Mas contra todas as previsões quando chegou o dia 31 de Agosto a tesouraria abriu como de costume, Coclès apareceu atrás da rede de arame, calmo como o justo Horácio, examinou com a mesma atenção o papel que lhe apresentavam e depois, da primeira à última, pagou as letras com a habitual pontualidade. Apareceram até dois reembolsos, como o Sr. Morrel previra, que Coclès pagou com a prontidão com que pagara as letras aceites pelo armador. As pessoas já não compreendiam nada e adiavam, com a tenacidade característica dos profetas da desgraça, a falência para fins de Setembro.
Morrel chegou no dia 1. Toda a família o esperava com grande ansiedade. Daquela viagem a Paris deveria surgir a sua derradeira oportunidade de salvação. Morrel pensara em Danglars. Actualmente milionário e noutros tempos seu protegido, pois fora graças à recomendação de Morrel que Danglars entrara ao serviço do banqueiro espanhol, em casa do qual iniciara a sua imensa fortuna. Actualmente, dizia-se, Danglars possuía seis ou oito milhões e crédito ilimitado. Podia portanto, sem tirar um escudo da algibeira, salvar Morrel: bastar-lhe-ia garantir um empréstimo e Morrel estaria salvo. Havia muito tempo que Morrel se lembrara de Danglars, mas existem repulsas instintivas de que não somos senhores e Morrel adiara tanto quanto lhe fora possível recorrer a esse meio supremo. E tivera razão, pois regressara abatido pela humilhação de uma recusa.
Mesmo assim, à chegada, Morrel não deixara escapar nenhum queixume nem proferira nenhuma recriminação. Beijara chorando a mulher e a filha, estendera a mão amiga a Emmanuel, fechara-se no seu gabinete do segundo andar e mandara chamar Coclès.

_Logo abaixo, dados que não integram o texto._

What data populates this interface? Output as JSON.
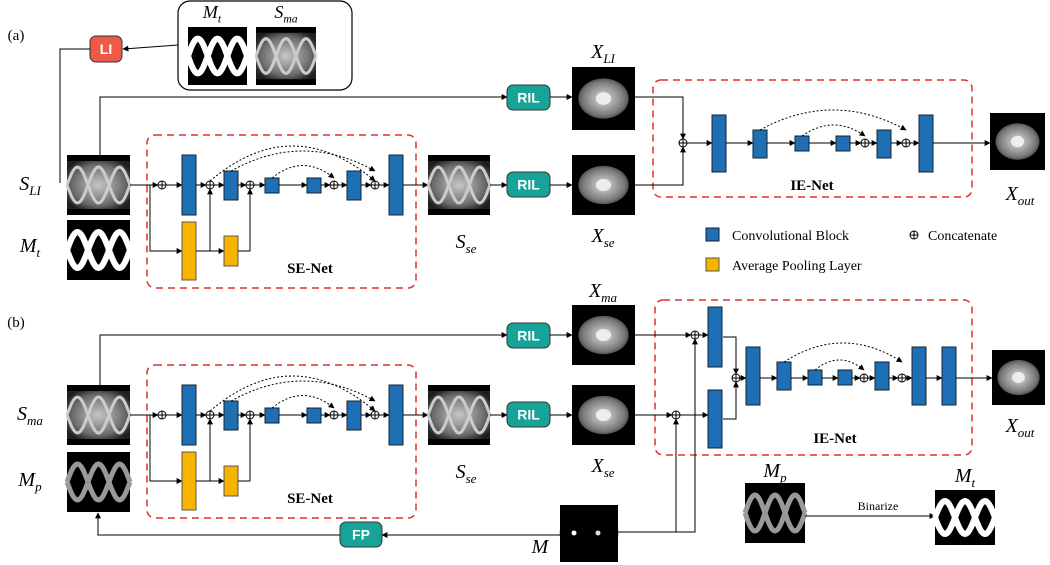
{
  "a": {
    "label": "(a)",
    "li": "LI",
    "inset": {
      "mt": {
        "base": "M",
        "sub": "t"
      },
      "sma": {
        "base": "S",
        "sub": "ma"
      }
    },
    "x_li": {
      "base": "X",
      "sub": "LI"
    },
    "ril_top": "RIL",
    "ril_mid": "RIL",
    "s_li": {
      "base": "S",
      "sub": "LI"
    },
    "m_t": {
      "base": "M",
      "sub": "t"
    },
    "se_net": "SE-Net",
    "s_se": {
      "base": "S",
      "sub": "se"
    },
    "x_se": {
      "base": "X",
      "sub": "se"
    },
    "ie_net": "IE-Net",
    "x_out": {
      "base": "X",
      "sub": "out"
    }
  },
  "legend": {
    "conv": "Convolutional Block",
    "concat": "Concatenate",
    "pool": "Average Pooling Layer"
  },
  "b": {
    "label": "(b)",
    "x_ma": {
      "base": "X",
      "sub": "ma"
    },
    "ril_top": "RIL",
    "ril_mid": "RIL",
    "s_ma": {
      "base": "S",
      "sub": "ma"
    },
    "m_p": {
      "base": "M",
      "sub": "p"
    },
    "se_net": "SE-Net",
    "s_se": {
      "base": "S",
      "sub": "se"
    },
    "x_se": {
      "base": "X",
      "sub": "se"
    },
    "ie_net": "IE-Net",
    "x_out": {
      "base": "X",
      "sub": "out"
    },
    "fp": "FP",
    "m": "M",
    "binarize": {
      "from": {
        "base": "M",
        "sub": "p"
      },
      "label": "Binarize",
      "to": {
        "base": "M",
        "sub": "t"
      }
    }
  }
}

- Desta vez, estamos perdidos - disseram as duas mulheres a Emmanuel.
Depois, num curto conciliábulo entre elas, decidiram que Julie escreveria ao irmão, de guarnição em Nîmes, para que viesse imediatamente.
As pobres mulheres sentiam instintivamente que necessitavam de todas as suas forças para aparar o golpe que as ameaçava.
Aliás, Maximilien Morrel, apesar de contar apenas vinte e dois anos, tinha já grande influência sobre o pai
Era um jovem firme e recto. Quando se tratara de abraçar uma carreira, o pai não quisera impor-lhe antecipadamente um futuro e consultara os gostos do jovem Maximilien. Este declarara então que queria seguir a carreira militar, fizera brilhantemente os estudos adequados e entrara por concurso para a Escola Politécnica e saíra de lá alferes do 53.o de linha. Havia um ano que tinha esse posto, mas tinha a promessa de ser promovido a tenente na primeira oportunidade.